When a politician rises by talking about ending the rigged game, only to get a uniformly negative response in media outlets owned by some of the riggers, people make that obvious connection, even when the rhetoric is coming from someone like Donald Trump.
When Trump jumped into the presidential race in 2015, it would have been easy enough for members of the media to decry his ignorance, personal and professional venality, and racism.
But they couldn’t help themselves, declaring every word out of his mouth a Satanic lie. This made the occasional things that he said that were true, like that Jeb Bush was a puppet for corporate donors or NATO was a bloated and outdated organization, pack significantly more punch.
The transparent full-of-shitness of the corporate press reaction to Trump was probably the leading argument for his credibility. Trump wrongly pushed voters to blame minorities and foreigners, and when he did identify correct targets for public opprobrium, like Goldman Sachs, it wasn’t believable that he would oppose them in office. But media figures gave his “drain the swamp” message a huge boost by scoffing at it with their inimical obnoxiousness.

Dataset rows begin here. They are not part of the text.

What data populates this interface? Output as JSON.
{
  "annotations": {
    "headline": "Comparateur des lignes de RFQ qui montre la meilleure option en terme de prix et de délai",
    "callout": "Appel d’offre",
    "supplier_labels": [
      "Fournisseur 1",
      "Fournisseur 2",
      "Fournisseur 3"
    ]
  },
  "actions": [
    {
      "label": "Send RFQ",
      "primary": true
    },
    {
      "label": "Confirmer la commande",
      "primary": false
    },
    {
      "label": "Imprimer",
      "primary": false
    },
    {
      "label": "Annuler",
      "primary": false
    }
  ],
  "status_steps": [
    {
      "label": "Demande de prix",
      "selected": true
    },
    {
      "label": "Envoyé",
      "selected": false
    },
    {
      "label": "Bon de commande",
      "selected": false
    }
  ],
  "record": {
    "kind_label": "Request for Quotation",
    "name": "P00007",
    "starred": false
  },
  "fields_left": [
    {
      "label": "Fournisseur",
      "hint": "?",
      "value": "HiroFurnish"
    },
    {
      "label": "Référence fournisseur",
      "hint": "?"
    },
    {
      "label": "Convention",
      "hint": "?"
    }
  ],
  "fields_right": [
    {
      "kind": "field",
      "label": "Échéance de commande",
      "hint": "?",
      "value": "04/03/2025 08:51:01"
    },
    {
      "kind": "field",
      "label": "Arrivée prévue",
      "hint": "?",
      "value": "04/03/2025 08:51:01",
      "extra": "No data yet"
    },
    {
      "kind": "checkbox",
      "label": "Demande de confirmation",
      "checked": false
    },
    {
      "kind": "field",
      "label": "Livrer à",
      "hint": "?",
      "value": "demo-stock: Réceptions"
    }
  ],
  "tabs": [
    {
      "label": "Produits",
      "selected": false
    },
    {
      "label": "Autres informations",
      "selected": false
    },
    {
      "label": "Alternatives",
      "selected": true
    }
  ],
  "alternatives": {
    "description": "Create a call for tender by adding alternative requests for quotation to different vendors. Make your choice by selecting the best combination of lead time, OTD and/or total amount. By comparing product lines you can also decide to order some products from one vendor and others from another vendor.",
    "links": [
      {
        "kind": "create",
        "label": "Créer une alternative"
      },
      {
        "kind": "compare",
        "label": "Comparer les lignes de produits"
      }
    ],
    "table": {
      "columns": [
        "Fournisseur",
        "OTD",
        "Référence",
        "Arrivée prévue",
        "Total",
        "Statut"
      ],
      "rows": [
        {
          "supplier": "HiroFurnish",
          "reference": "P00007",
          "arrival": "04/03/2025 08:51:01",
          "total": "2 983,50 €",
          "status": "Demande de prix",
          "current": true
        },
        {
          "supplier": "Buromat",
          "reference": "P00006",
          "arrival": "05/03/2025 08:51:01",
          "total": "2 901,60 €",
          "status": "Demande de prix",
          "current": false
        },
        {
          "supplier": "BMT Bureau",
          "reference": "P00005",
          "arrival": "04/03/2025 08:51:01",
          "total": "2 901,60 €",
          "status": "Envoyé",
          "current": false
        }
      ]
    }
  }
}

They then spent years doubling down, backing conspiracy theories about espionage with Russia, mis-predicting the end of the Trump presidency, and, yes, employing tactics like body–language analysis to say all sorts of silly things (“What is Donald Trump hiding? His body language says it all,” wrote Newsweek, interviewing an analyst who’d made “interesting observations about Hitler’s salutes”).
People in the media business underestimate, by a lot, the damage the last three years have done to their ability to reach not just Trump fans but non-Trump Republicans, independents, libertarians, Greens, and other groups. The latest fiascoes with Sanders double as confirmation for these people of their worst conclusions about media, and an additional insult that such goofball messaging is only now attracting the notice of some on the “other side. “
Sanders now looks poised to receive the same kind of bump Trump got in 2016 from media stupidity. As was the case this past summer when the Bezos-owned Washington Post went so far as to put the term “corporate media” in quotation marks while denouncing Bernie’s “bogus media beef,” the institutional dismissal has been so over-the-top that it’s likely to earn him sympathy even with disinterested parties. Is there a word for propaganda in reverse?